En 2013, quand John Donbosco Lobo s’est rendu dans son ancienne école primaire de Jerebuu, dans l’île indonésienne de Flores, cet enseignant catholique de 46 ans a été choqué par ce qu’il a trouvé. Il a constaté que les livres qu’ils avaient étaient les mêmes que ceux avec lesquels il étudiait plus de trente ans auparavant. La plupart d’entre eux étaient déchirés et dans un très mauvais état. « Les livres étaient poussiéreux et abîmés, voire pire ; pour beaucoup d’entre eux, je ne pouvais trouver que la couverture et le reste des pages avait disparu », confie John Lobo. « Je me pose sans cesse la question, comment les jeunes qui vivent dans des régions comme mon village d’origine peuvent-ils recevoir une éducation décente s’ils ne peuvent avoir des livres neufs ? » demande John, qui enseigne aujourd’hui dans une école publique de Mjokerto, dans la province de Java oriental.

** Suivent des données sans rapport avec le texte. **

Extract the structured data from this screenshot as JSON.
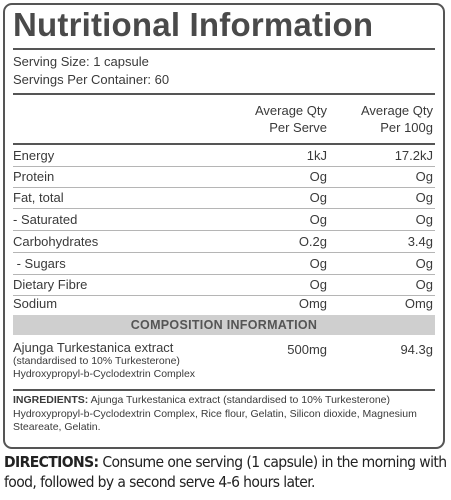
{
  "panel": {
    "title": "Nutritional Information",
    "serving_size": "Serving Size: 1 capsule",
    "servings_per_container": "Servings Per Container: 60"
  },
  "columns": {
    "per_serve_line1": "Average Qty",
    "per_serve_line2": "Per Serve",
    "per_100g_line1": "Average Qty",
    "per_100g_line2": "Per 100g"
  },
  "nutrients": [
    {
      "name": "Energy",
      "per_serve": "1kJ",
      "per_100g": "17.2kJ"
    },
    {
      "name": "Protein",
      "per_serve": "Og",
      "per_100g": "Og"
    },
    {
      "name": "Fat, total",
      "per_serve": "Og",
      "per_100g": "Og"
    },
    {
      "name": "- Saturated",
      "per_serve": "Og",
      "per_100g": "Og"
    },
    {
      "name": "Carbohydrates",
      "per_serve": "O.2g",
      "per_100g": "3.4g"
    },
    {
      "name": " - Sugars",
      "per_serve": "Og",
      "per_100g": "Og"
    },
    {
      "name": "Dietary Fibre",
      "per_serve": "Og",
      "per_100g": "Og"
    },
    {
      "name": "Sodium",
      "per_serve": "Omg",
      "per_100g": "Omg"
    }
  ],
  "composition": {
    "heading": "COMPOSITION INFORMATION",
    "item_name": "Ajunga Turkestanica extract",
    "item_note": "(standardised to 10% Turkesterone)",
    "item_note2": "Hydroxypropyl-b-Cyclodextrin Complex",
    "per_serve": "500mg",
    "per_100g": "94.3g"
  },
  "ingredients": {
    "label": "INGREDIENTS:",
    "text": " Ajunga Turkestanica extract (standardised to 10% Turkesterone) Hydroxypropyl-b-Cyclodextrin Complex, Rice flour, Gelatin, Silicon dioxide, Magnesium Steareate, Gelatin."
  },
  "directions": {
    "label": "DIRECTIONS:",
    "text": " Consume one serving (1 capsule) in the morning with food, followed by a second serve 4-6 hours later."
  }
}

Sa province d’origine, le Nusa Tenggara oriental (Petites îles de la Sonde) où se trouve l’île de Flores, fait partie des provinces de l’est de l’Indonésie où la qualité de l’éducation et le niveau d’illettrisme ont toujours été problématiques. Une étude sur le niveau de lecture dans les petites classes, réalisée par l’USAID en 2014, a démontré que les enfants de Java et de Bali pouvaient lire 59,2 mots par minute, tandis que dans le Nusa Tenggara, en Papouasie et à Maluku, ils ne pouvaient lire que 29,7 mots par minute. L’étude a également révélé que seulement 46 % des enfants vivant dans ces provinces comprennent ce qu’ils lisent, contre 78 % des enfants de Java et de Bali. Selon le ministère indonésien de l’Éducation, la Papouasie est la province où le taux d’illettrisme est le plus élevé. L’an dernier, 28,75 % de la population de la province étaient encore incapable de lire ou de reconnaître les lettres. La province du Nusa Tenggara occidental suit avec un taux de 7,91 %.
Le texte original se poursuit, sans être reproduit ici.